As described above, the photosensitive resin composition of the present invention and the photoresist film using the composition are composed of a base polymer (a), an ethylenically unsaturated compound (b) and a photopolymerization initiator (c). , A hydroxy fatty acid or a derivative thereof (d), which is very excellent in storage stability, and is an etching resist used in the production of printed wiring boards, precision metal processing, lead frame production and the like, or PD.
It is very useful for pattern forming applications such as forming electrodes on large glass substrates such as P.
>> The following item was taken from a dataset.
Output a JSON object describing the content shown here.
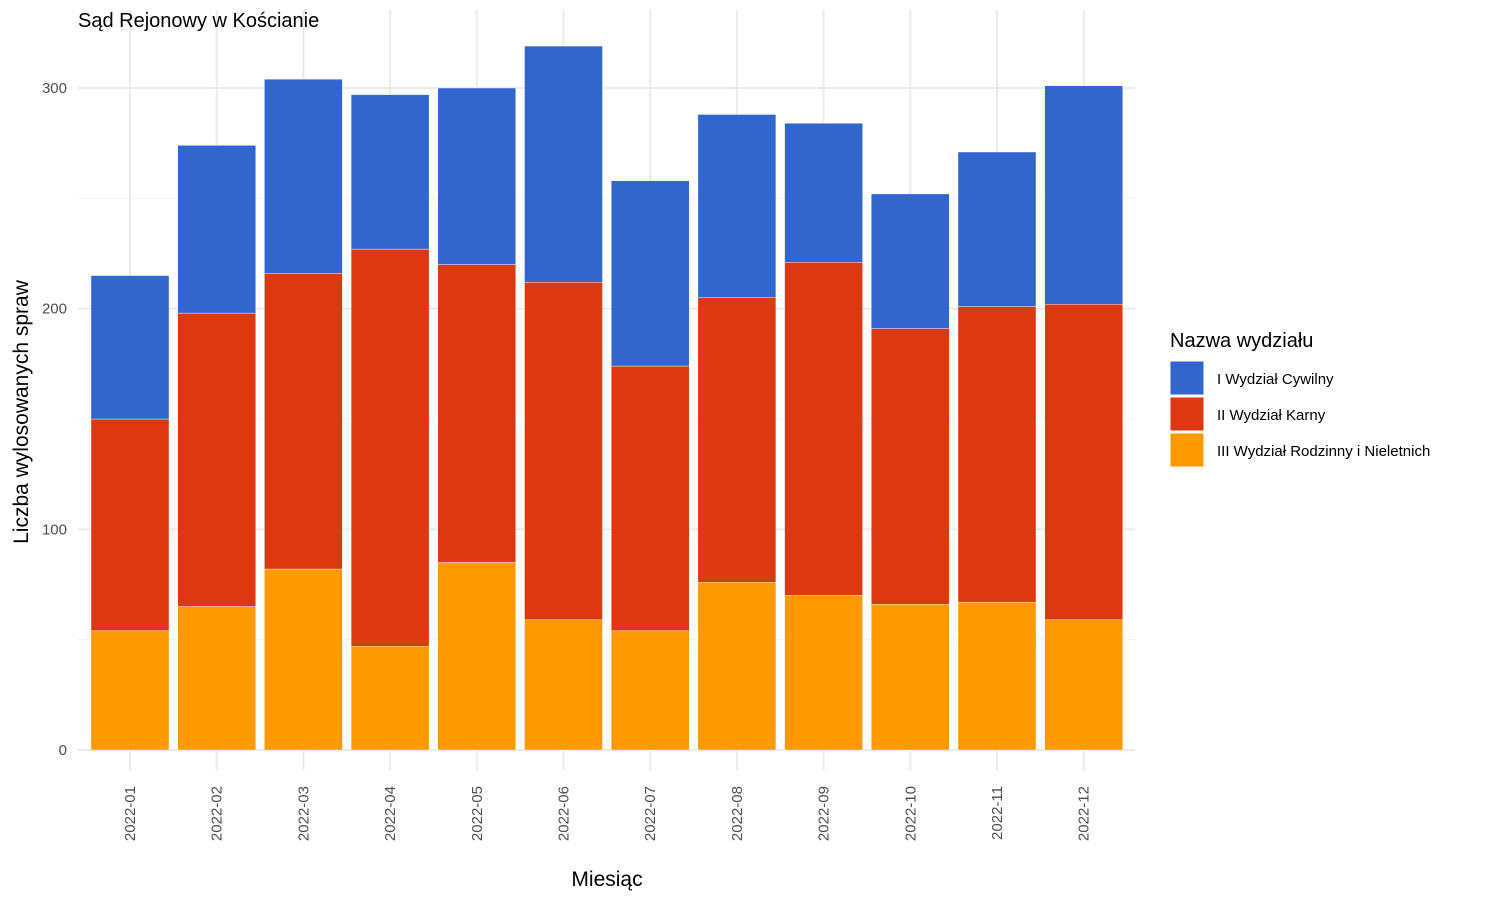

──────────────────────────────────────────────────続 き Continued on the front page (51) Int.Cl. ⁷ Identification symbol FI theme coat ゛ (reference) C08L 101/00 C08L 101/00 F term (reference) 2H025 AA02 AA11 AB16 BC32 BC42 CA01 CA13 CB55 CC20 DA11 4J002 BG041 BG051 BG061 CH052 EE037 EE047 EE057 EF058 EH037 EH076 EN097 EN117 EU037 EU117 EV067 EV087 EV217 EV307 FD020 FD030 FD090 FD142 FD146 FD157 FD200 GP03 GQ00 4J011 QA12 QA13 QA15 QA22 QA23 QA23 QA23 QA23 QA23 QA23 QA22 SA25 SA26 SA28 SA29 SA32 SA34 SA43 SA48 SA61 SA62 SA63 SA64 SA77 SA78 SA83 TA08 TA10 UA01 VA01 WA01 5C027 AA01 5C040 DD03

Claims (6)

[Claims] An ethylenically unsaturated compound (b) is used in an amount of 30 to less than 90 parts by weight, based on 100 parts by weight of a base polymer (a) having a weight average molecular weight of 40,000 to 200,000, and a photopolymerization initiator (c A) a photosensitive resin composition comprising 0.1 to 30 parts by weight of a) and hydroxy fatty acid or a derivative (d) thereof. 2. The softening temperature of the base polymer (a) is 50.
The photosensitive resin composition according to claim 1, wherein the temperature is lower than or equal to ° C. 3. Hydroxy fatty acid or its derivative (d)
With respect to 100 parts by weight of the base polymer (a).
The photosensitive resin composition according to claim 1, wherein the photosensitive resin composition comprises from 25 to 25 parts by weight. 4. A hydroxy fatty acid or a derivative thereof (d)
4. The photosensitive resin composition according to claim 1, wherein the photosensitive resin composition is at least one of 8-oxytetradecanoic acid, 10-oxyhexadecanoic acid, and 12-oxyoctadecanoic acid. 5. A photoresist film obtained by laminating the photosensitive resin composition according to claim 1 on a base film. 6. The photosensitive resin composition according to claim 1, which is used for forming a pattern when an electrode is formed on a substrate for forming a plasma display panel, or the photoresist according to claim 5. the film.